Low interest rates will last more than two years – David Rosenberg

It is inevitable that the global economy will see a bounce in activity after being devastated by the COVID-19 pandemic, but don’t expect it to reach pre-crisis levels any time soon, according to one economist.

In an interview with Kitco News, David Rosenberg, chief economist at strategist at Rosenberg Research and Associates, not only warned investors to expect a slower economic recovery but also that they shouldn’t look at equity market valuations as a signs that everything will be back to normal soon.

Although equities markets have seen their biggest rally in history off the March lows, Rosenberg said that the rally is being artificially supported by massive stimulus measures from the Federal Reserve and the federal government.

Last week, optimism for a V-shaped recovery picked up after the U.S. government reported a strong rise in retail sales in May. However, Rosenberg said that increased consumption is not sustainable.

“Maybe it shouldn't have been that big of a surprise when you consider that in the month of April, the U.S. government handed out $3 trillion,” he said. “That is basically charity money from uncle Sam to keep social stability intact.”

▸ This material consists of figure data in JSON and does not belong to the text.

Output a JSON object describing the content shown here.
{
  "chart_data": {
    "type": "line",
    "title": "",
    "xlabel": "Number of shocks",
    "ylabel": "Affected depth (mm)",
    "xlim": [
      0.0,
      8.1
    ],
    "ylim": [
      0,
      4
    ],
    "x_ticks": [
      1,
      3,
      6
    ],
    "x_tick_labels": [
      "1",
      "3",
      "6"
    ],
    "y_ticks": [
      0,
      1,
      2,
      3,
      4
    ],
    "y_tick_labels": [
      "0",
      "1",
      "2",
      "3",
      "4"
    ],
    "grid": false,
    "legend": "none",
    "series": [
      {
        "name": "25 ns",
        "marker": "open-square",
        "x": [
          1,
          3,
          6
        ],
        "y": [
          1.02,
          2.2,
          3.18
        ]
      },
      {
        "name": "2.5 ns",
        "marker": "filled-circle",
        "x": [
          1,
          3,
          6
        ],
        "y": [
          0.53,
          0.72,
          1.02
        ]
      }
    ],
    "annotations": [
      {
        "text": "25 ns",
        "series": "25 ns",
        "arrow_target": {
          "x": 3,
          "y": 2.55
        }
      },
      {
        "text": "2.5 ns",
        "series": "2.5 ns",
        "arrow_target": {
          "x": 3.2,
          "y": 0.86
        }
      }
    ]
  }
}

“Since then, industrial production and housing starts, both came in below expected, but you see, as long as the stock market's going up and up and up the people are going to believe that everything is good,” he added.

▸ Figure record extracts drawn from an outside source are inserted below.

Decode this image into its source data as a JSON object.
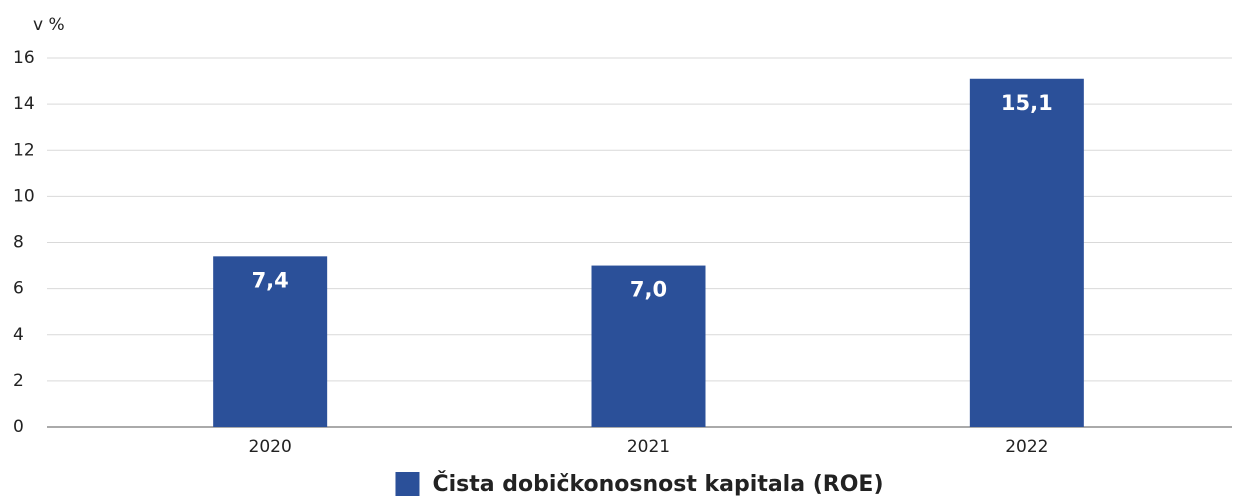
{
  "chart_data": {
    "type": "bar",
    "y_label": "v %",
    "categories": [
      "2020",
      "2021",
      "2022"
    ],
    "series": [
      {
        "name": "Čista dobičkonosnost kapitala (ROE)",
        "color": "#2b5099",
        "values": [
          7.4,
          7.0,
          15.1
        ],
        "value_labels": [
          "7,4",
          "7,0",
          "15,1"
        ]
      }
    ],
    "ylim": [
      0,
      16
    ],
    "yticks": [
      0,
      2,
      4,
      6,
      8,
      10,
      12,
      14,
      16
    ],
    "grid": true,
    "legend": "bottom"
  }
}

As to how to navigate these financial markets that have been artificially stimulated, Rosenberg said that it makes sense to hold some gold.

“All the central bank alchemy has led to these ever increasingly unstable markets. And we have to realize that volatility works in both directions up and down,” he said “Gold is going to do very well against this backdrop.”

Looking at interest rates, Federal Reserve is forecasting interest rates to remain at the zero-bound target for the next two years; however, Rosenberg said that a report published by the San Francisco Federal Reserve that looked at pandemics through the ages and the study suggests that rates could remain lower for much longer.

Quoting the report, Rosenberg said that the conclusion of the research shows that historically after a major pandemic, interest rates have remained low for decades afterwards.

“There's still going to be this lingering output gap, which is why [the Federal Reserve is] going to have rates close to zero for many years to come, I think beyond just a 2022,” he said.

Instead of looking at value plays in equity markets where valuation is tainted with central bank stimulus, Rosenberg said that investors should look for growth opportunities. Some of the sectors Rosenberg said that he likes include big tech as more and more people use technology to work from home, healthcare, and consumer staples and grocery stores that have developed strong online delivery programs.